Rich nations will snap up the initial COVID-19 vaccines. We should look to India’s generic vaccine as a model to help the poorest.
Shaz Memon is founder of Wells on Wheels, a charity operating in impoverished rural communities in India
Today’s announcement by AstraZeneca that their Covid vaccine has up to 90% efficacy, while not requiring cold-chain storage and being provided ‘at cost’ could be a lifeline to the developing world.
It will reportedly be priced at just £3, compared to £15 and £28 for others. However, AstraZeneca’s share price dropped on the news, and there may be understandable pressure from shareholders to secure profits, just as their competitors are.
In case of the firm reneging on its promise to provide the vaccine on a not-for-profit basis (or of the incidental costs being higher than forecast) it is only through India’s generic pharmaceutical sector that the most needy across the world can quickly receive a vaccine, bypassing the barriers (of limited supplies and high costs) created by the branded equivalents.
As well as the problems of deliverability (which other vaccines particularly suffer from), there is the issue of availability.
Given limited supplies, the vast majority of vaccines will initially be secured by the world’s richest nations, despite some developing countries, such as India, being the hardest hit by the pandemic. And even once it is available, affordability may still be a barrier for many health authorities.

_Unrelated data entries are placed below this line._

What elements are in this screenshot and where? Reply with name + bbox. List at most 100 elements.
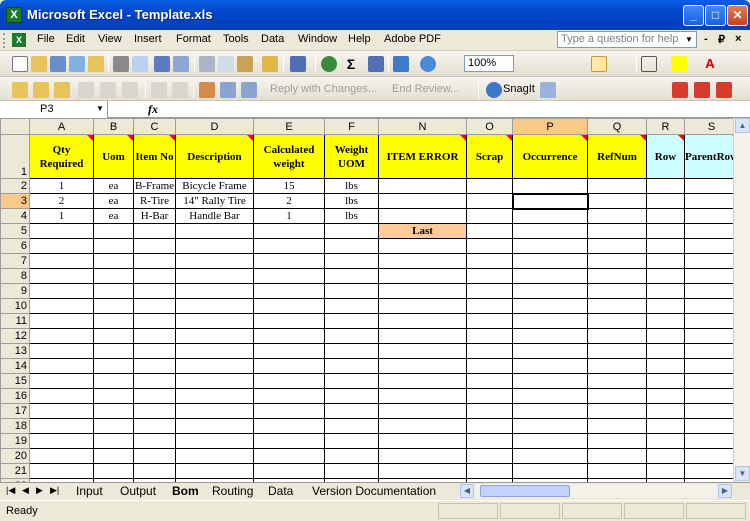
last-sheet-icon[interactable]: ▶|	[50, 485, 59, 496]
name-box[interactable]: P3 ▼	[0, 101, 108, 118]
paste-icon[interactable]	[237, 56, 253, 72]
menu-window[interactable]: Window	[298, 33, 337, 45]
fill-color-icon[interactable]	[671, 56, 687, 72]
table-cell[interactable]	[684, 373, 739, 389]
table-cell[interactable]	[646, 178, 685, 194]
table-cell[interactable]	[29, 463, 94, 479]
table-cell[interactable]	[512, 418, 588, 434]
table-cell[interactable]	[587, 178, 647, 194]
row-header[interactable]: 12	[0, 328, 30, 344]
table-cell[interactable]	[93, 223, 134, 239]
table-cell[interactable]	[466, 403, 513, 419]
table-cell[interactable]	[29, 373, 94, 389]
permission-icon[interactable]	[69, 56, 85, 72]
table-cell[interactable]	[324, 358, 379, 374]
table-cell[interactable]	[324, 238, 379, 254]
table-cell[interactable]	[684, 328, 739, 344]
table-cell[interactable]	[646, 313, 685, 329]
workbook-restore-button[interactable]: ₽	[718, 33, 725, 46]
document-icon[interactable]: X	[12, 33, 26, 47]
table-cell[interactable]	[466, 208, 513, 224]
delete-comment-icon[interactable]	[172, 82, 188, 98]
table-cell[interactable]	[378, 433, 467, 449]
table-cell[interactable]	[29, 268, 94, 284]
table-cell[interactable]	[324, 463, 379, 479]
table-cell[interactable]	[587, 373, 647, 389]
copy-icon[interactable]	[218, 56, 234, 72]
table-cell[interactable]	[133, 238, 176, 254]
table-cell[interactable]	[512, 448, 588, 464]
tab-bom[interactable]: Bom	[172, 484, 199, 498]
hyperlink-icon[interactable]	[321, 56, 337, 72]
table-cell[interactable]	[93, 418, 134, 434]
pdf-review-icon[interactable]	[716, 82, 732, 98]
print-icon[interactable]	[113, 56, 129, 72]
table-cell[interactable]: lbs	[324, 208, 379, 224]
table-cell[interactable]	[466, 283, 513, 299]
table-cell[interactable]	[93, 463, 134, 479]
font-color-icon[interactable]: A	[702, 56, 718, 72]
workbook-minimize-button[interactable]: -	[704, 33, 708, 45]
table-cell[interactable]	[646, 268, 685, 284]
scroll-thumb[interactable]	[480, 485, 570, 497]
row-header[interactable]: 14	[0, 358, 30, 374]
table-cell[interactable]	[587, 208, 647, 224]
workbook-close-button[interactable]: ×	[735, 33, 741, 45]
table-cell[interactable]	[253, 268, 325, 284]
menu-data[interactable]: Data	[261, 33, 284, 45]
row-header[interactable]: 6	[0, 238, 30, 254]
table-cell[interactable]	[684, 268, 739, 284]
menu-insert[interactable]: Insert	[134, 33, 162, 45]
toolbar-grip[interactable]	[3, 33, 7, 48]
table-cell[interactable]	[253, 418, 325, 434]
table-cell[interactable]: lbs	[324, 193, 379, 209]
table-cell[interactable]	[324, 388, 379, 404]
horizontal-scrollbar[interactable]: ◀ ▶	[460, 484, 732, 498]
table-cell[interactable]	[29, 403, 94, 419]
table-cell[interactable]	[29, 328, 94, 344]
close-button[interactable]: ✕	[727, 5, 748, 26]
table-cell[interactable]	[29, 418, 94, 434]
row-header[interactable]: 4	[0, 208, 30, 224]
table-cell[interactable]	[466, 238, 513, 254]
table-cell[interactable]	[93, 268, 134, 284]
table-cell[interactable]	[253, 388, 325, 404]
table-cell[interactable]	[253, 253, 325, 269]
table-cell[interactable]	[133, 418, 176, 434]
table-cell[interactable]	[378, 388, 467, 404]
table-cell[interactable]	[133, 313, 176, 329]
table-cell[interactable]	[29, 343, 94, 359]
table-cell[interactable]	[466, 268, 513, 284]
table-cell[interactable]	[324, 223, 379, 239]
table-cell[interactable]	[175, 343, 254, 359]
scroll-right-icon[interactable]: ▶	[718, 484, 732, 498]
table-cell[interactable]	[93, 388, 134, 404]
table-cell[interactable]	[175, 223, 254, 239]
sort-ascending-icon[interactable]	[368, 56, 384, 72]
table-cell[interactable]	[133, 358, 176, 374]
table-cell[interactable]	[466, 373, 513, 389]
pdf-email-icon[interactable]	[694, 82, 710, 98]
row-header[interactable]: 8	[0, 268, 30, 284]
end-review-button[interactable]: End Review...	[392, 83, 459, 95]
column-header[interactable]: A	[29, 118, 94, 135]
folder-icon[interactable]	[12, 82, 28, 98]
table-cell[interactable]	[378, 463, 467, 479]
table-cell[interactable]	[466, 388, 513, 404]
table-cell[interactable]	[378, 403, 467, 419]
table-cell[interactable]	[175, 283, 254, 299]
table-cell[interactable]	[646, 418, 685, 434]
pdf-convert-icon[interactable]	[672, 82, 688, 98]
table-cell[interactable]	[684, 433, 739, 449]
cut-icon[interactable]	[199, 56, 215, 72]
next-comment-icon[interactable]	[122, 82, 138, 98]
table-cell[interactable]: 15	[253, 178, 325, 194]
table-cell[interactable]	[324, 418, 379, 434]
table-cell[interactable]	[587, 298, 647, 314]
chevron-down-icon[interactable]: ▼	[96, 101, 104, 117]
table-cell[interactable]	[324, 343, 379, 359]
table-cell[interactable]	[646, 433, 685, 449]
row-header[interactable]: 9	[0, 283, 30, 299]
table-cell[interactable]	[378, 238, 467, 254]
table-cell[interactable]	[324, 448, 379, 464]
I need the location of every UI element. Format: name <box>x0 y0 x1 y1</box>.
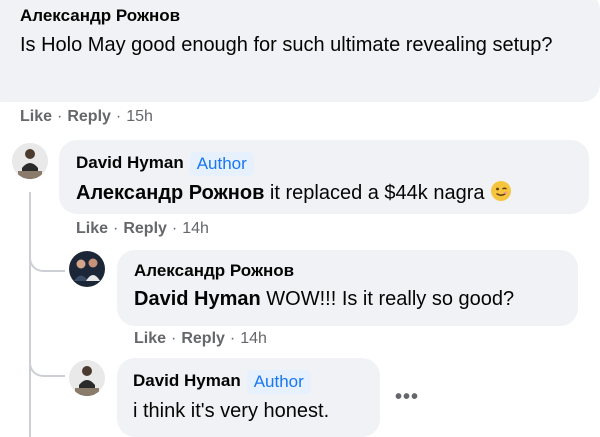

Without solving these issues and making vaccines available and affordable (as well as deliverable) to all, It could be years or decades until they are rolled out to the world’s poorest, if at all.
This is exactly what has happened with other infectious diseases like polio, measles and tuberculosis (the latter took 1.4 million lives last year, mostly in the developing world, despite a vaccine being available for almost a century).
On the current trajectory, we are heading for a global two-tier system where rich nations will likely have sufficient vaccine roll-out to return to normal life at some point next year, and the poorest parts of the world won’t.
Often, the rich world talks about getting a vaccine to ‘everyone who needs it’ without necessarily thinking about the billions of people in villages, shanty towns or refugee camps in the global south who need it just as much as those in London or Los Angeles.